Quem foram os melhores jogadores com quem jogou?

JR – Podia falar do Jordão, do Manuel Fernandes, do Filipovic, com quem joguei no Boavista, do João Alves, já veterano mas ainda com uma técnica invulgar. Tínhamos um ataque tão forte no Boavista que o Folha, que vinha do Benfica, nem ao banco ia. Coelho, Tonanha, Zé Pedro, depois o Bertolazzi e o Nunes, que tinha ganho a Libertadores pelo Flamengo. Mas joguei com tão grandes jogadores, em tantas posições, que não me ficava bem estar a individualizar.

QFS – E treinadores?

JR – Otelo Valério, ainda nas camadas jovens do Farense. Chumbinho, Bentinho, o tio do Balela. Fernando Mendes, Assis, o Pedro Gomes, que me treinou nos juniores e nos seniores. Luís Mira, também.

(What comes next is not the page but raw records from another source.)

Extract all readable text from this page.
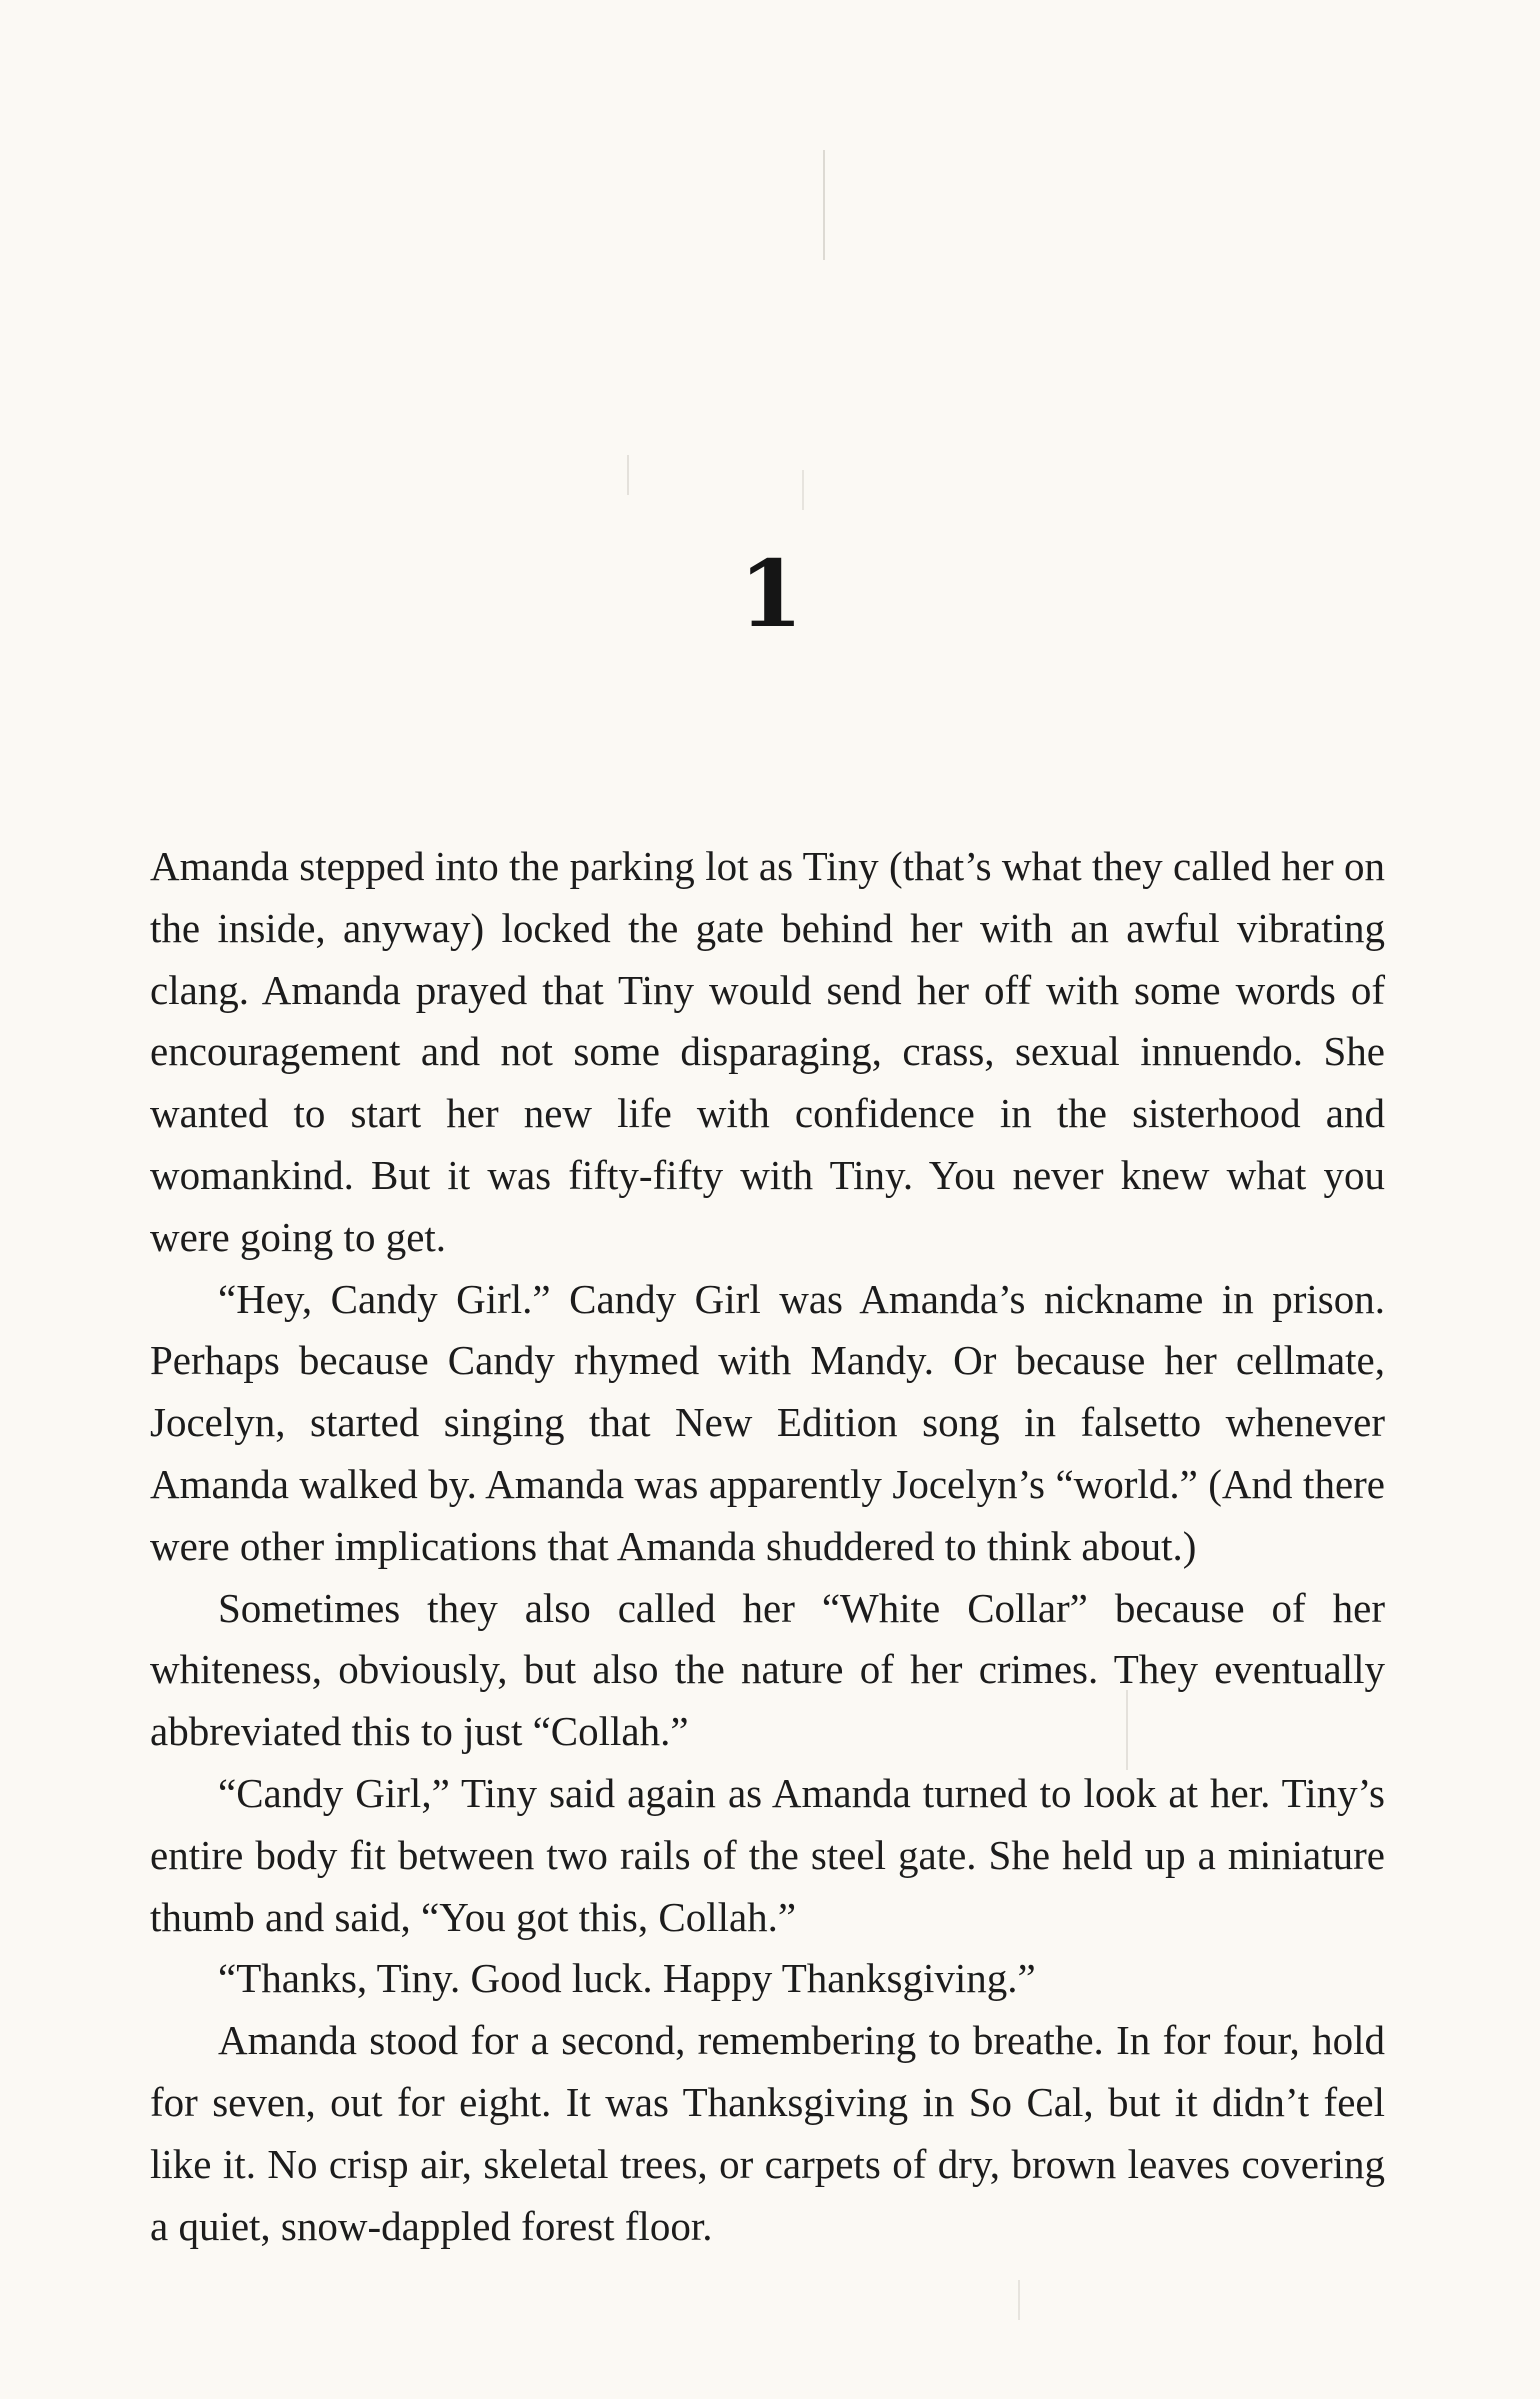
1

Amanda stepped into the parking lot as Tiny (that’s what they called her on the inside, anyway) locked the gate behind her with an awful vibrating clang. Amanda prayed that Tiny would send her off with some words of encouragement and not some disparaging, crass, sexual innuendo. She wanted to start her new life with confidence in the sisterhood and womankind. But it was fifty-fifty with Tiny. You never knew what you were going to get.

“Hey, Candy Girl.” Candy Girl was Amanda’s nickname in prison. Perhaps because Candy rhymed with Mandy. Or because her cellmate, Jocelyn, started singing that New Edition song in falsetto whenever Amanda walked by. Amanda was apparently Jocelyn’s “world.” (And there were other implications that Amanda shuddered to think about.)

Sometimes they also called her “White Collar” because of her whiteness, obviously, but also the nature of her crimes. They eventually abbreviated this to just “Collah.”

“Candy Girl,” Tiny said again as Amanda turned to look at her. Tiny’s entire body fit between two rails of the steel gate. She held up a miniature thumb and said, “You got this, Collah.”

“Thanks, Tiny. Good luck. Happy Thanksgiving.”

Amanda stood for a second, remembering to breathe. In for four, hold for seven, out for eight. It was Thanksgiving in So Cal, but it didn’t feel like it. No crisp air, skeletal trees, or carpets of dry, brown leaves covering a quiet, snow-dappled forest floor.
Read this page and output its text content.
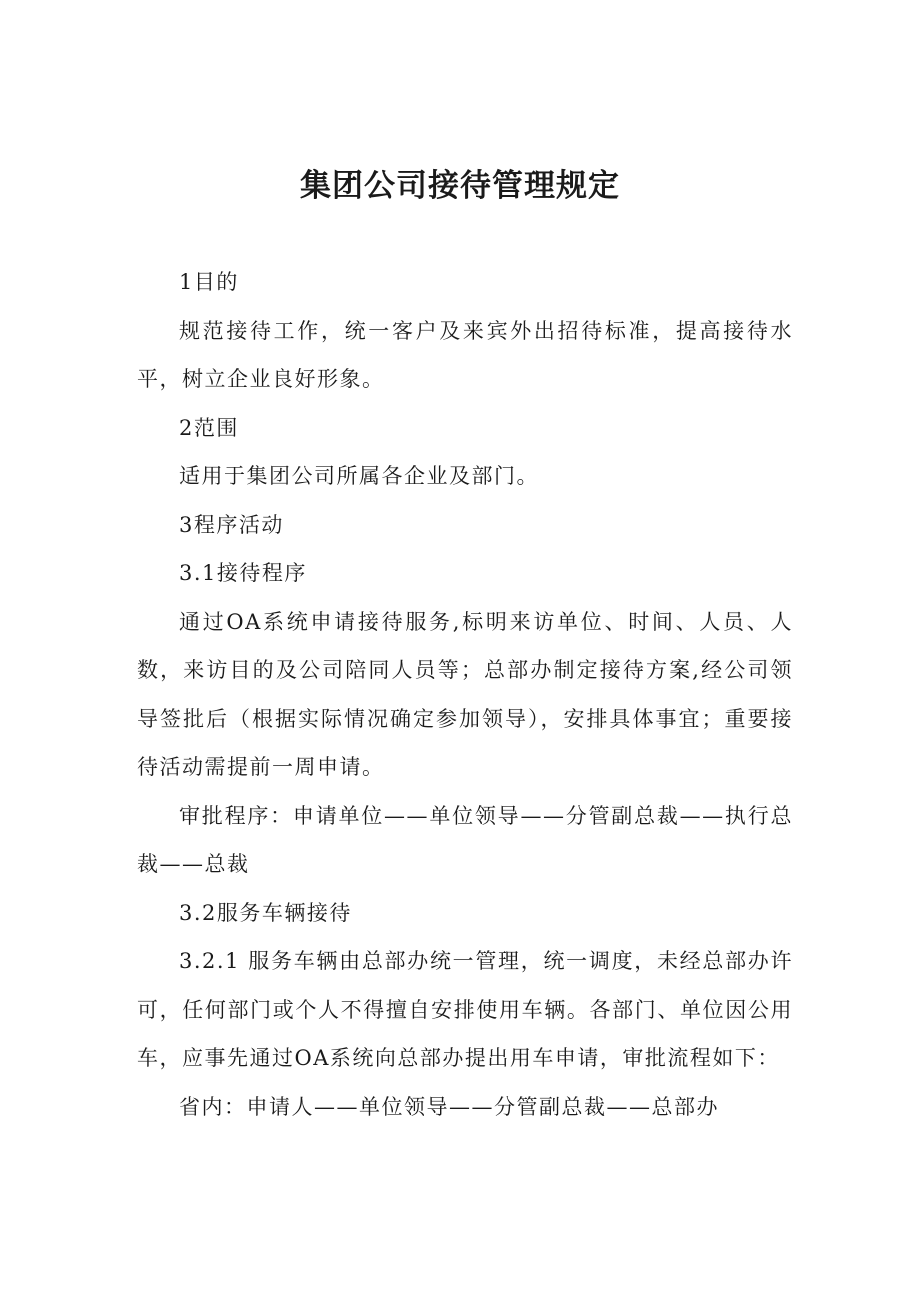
集团公司接待管理规定

1目的

规范接待工作，统一客户及来宾外出招待标准，提高接待水平，树立企业良好形象。

2范围

适用于集团公司所属各企业及部门。

3程序活动

3.1接待程序

通过OA系统申请接待服务,标明来访单位、时间、人员、人数，来访目的及公司陪同人员等；总部办制定接待方案,经公司领导签批后（根据实际情况确定参加领导），安排具体事宜；重要接待活动需提前一周申请。

审批程序：申请单位——单位领导——分管副总裁——执行总裁——总裁

3.2服务车辆接待

3.2.1 服务车辆由总部办统一管理，统一调度，未经总部办许可，任何部门或个人不得擅自安排使用车辆。各部门、单位因公用车，应事先通过OA系统向总部办提出用车申请，审批流程如下：

省内：申请人——单位领导——分管副总裁——总部办
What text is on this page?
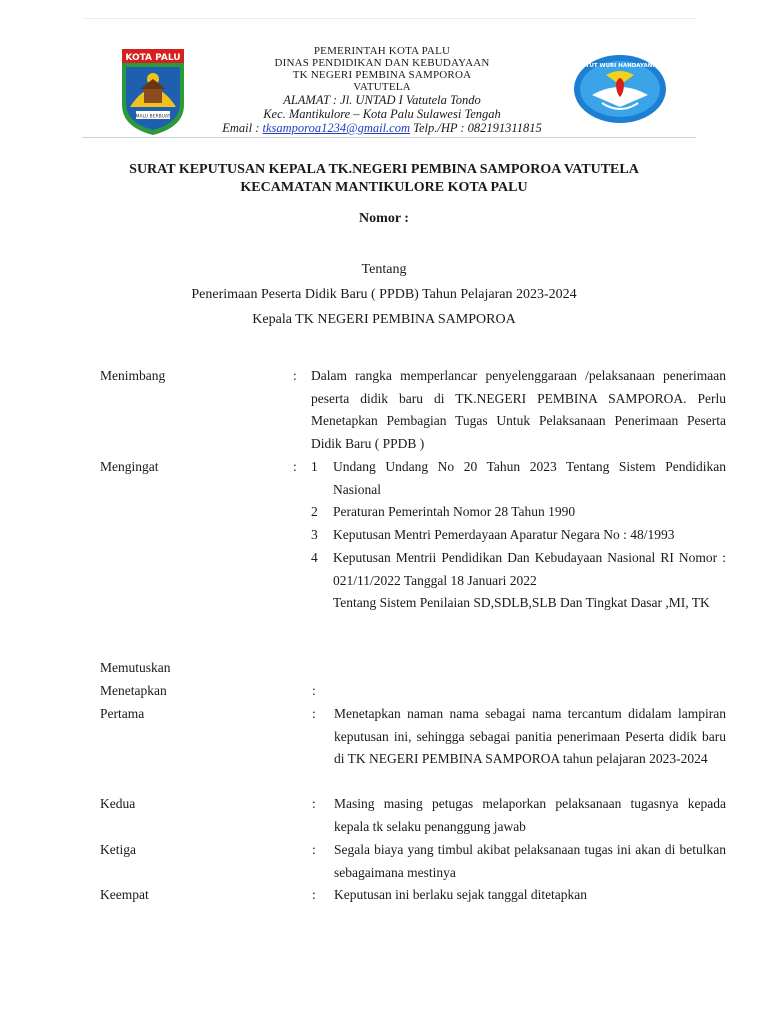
KOTA PALU
MALU BERBUAT
PEMERINTAH KOTA PALU
DINAS PENDIDIKAN DAN KEBUDAYAAN
TK NEGERI PEMBINA SAMPOROA
VATUTELA
ALAMAT : Jl. UNTAD I Vatutela Tondo
Kec. Mantikulore – Kota Palu Sulawesi Tengah
Email : tksamporoa1234@gmail.com Telp./HP : 082191311815
TUT WURI HANDAYANI
SURAT KEPUTUSAN KEPALA TK.NEGERI PEMBINA SAMPOROA VATUTELA
KECAMATAN MANTIKULORE KOTA PALU
Nomor :
Tentang
Penerimaan Peserta Didik Baru ( PPDB) Tahun Pelajaran 2023-2024
Kepala TK NEGERI PEMBINA SAMPOROA
Menimbang	: Dalam rangka memperlancar penyelenggaraan /pelaksanaan penerimaan peserta didik baru di TK.NEGERI PEMBINA SAMPOROA. Perlu Menetapkan Pembagian Tugas Untuk Pelaksanaan Penerimaan Peserta Didik Baru ( PPDB )
Mengingat	: 1 Undang Undang No 20 Tahun 2023 Tentang Sistem Pendidikan Nasional
2 Peraturan Pemerintah Nomor 28 Tahun 1990
3 Keputusan Mentri Pemerdayaan Aparatur Negara No : 48/1993
4 Keputusan Mentrii Pendidikan Dan Kebudayaan Nasional RI Nomor : 021/11/2022 Tanggal 18 Januari 2022
Tentang Sistem Penilaian SD,SDLB,SLB Dan Tingkat Dasar ,MI, TK
Memutuskan
Menetapkan	:
Pertama	: Menetapkan naman nama sebagai nama tercantum didalam lampiran keputusan ini, sehingga sebagai panitia penerimaan Peserta didik baru di TK NEGERI PEMBINA SAMPOROA tahun pelajaran 2023-2024
Kedua	: Masing masing petugas melaporkan pelaksanaan tugasnya kepada kepala tk selaku penanggung jawab
Ketiga	: Segala biaya yang timbul akibat pelaksanaan tugas ini akan di betulkan sebagaimana mestinya
Keempat	: Keputusan ini berlaku sejak tanggal ditetapkan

Depois o Mladenov e o Cajuda, em 83/84. O João Alves, o Mário Wilson, o José Torres, o Malcolm Allison no Setúbal. Uma vez quis pôr-me a defesa esquerdo, num jogo treino com o Gotemburgo, e até marquei nesse jogo. Depois lesionei-me e o Hernâni [mais tarde jogador do Benfica que já tinha passado pelo Farense] ficou com o lugar. O Manuel Fernandes, que vi logo que ia ser treinador e que até estranho como não fez uma carreira melhor – talvez por ser boa pessoa de mais… No Belenenses, o Marinho Peres. Houve ainda o Manuel de Oliveira, o primeiro treinador nos séniores do Farense, ou o [António] Medeiros, que no Amora esteve 16 ou 17 dias sem aparecer para treinar porque tinha um mês de salários em atraso. Depois foi com a equipa para Guimarães, onde levámos 7-1, e no fim deu uma entrevista a criticar os jogadores por falta de empenho…


QFS – Como se descreve enquanto jogador?

JR – Era um ponta de lança nato. Um jogador de área, com intuição, rapidez de execução, remate de primeira, concretizador. É por isso que quando vejo um avançado jogar, à primeira vejo logo se tem ou não capacidade. O futebol só tem duas posições específicas: guarda-redes e ponta de lança. Em pequenino, todos querem marcar golos, e depois há os malucos que têm aquela pancada para defender!

QFS – Quer deixar uma mensagem aos adeptos do Farense?

JR – Continuem a apoiar a equipa sempre, façam do São Luís um inferno, não deixem de lá ir. Nos últimos tempos perdemos predominância em casa, vai menos gente ao estádio, há menos apoio e isso não pode acontecer. É muito importante exercer o factor casa. Atravessámos o deserto do Saara, dos Andes, todos os desertos possíveis, e se Deus quiser iremos estar brevemente na I Liga a dar cabo da cabeça aos grandes. Na final da Taça de Portugal, em 89/90, fiz 6 mil t-shirts com uma única expressão: Farense sempre! É isso que quero ver sempre nesta massa associativa.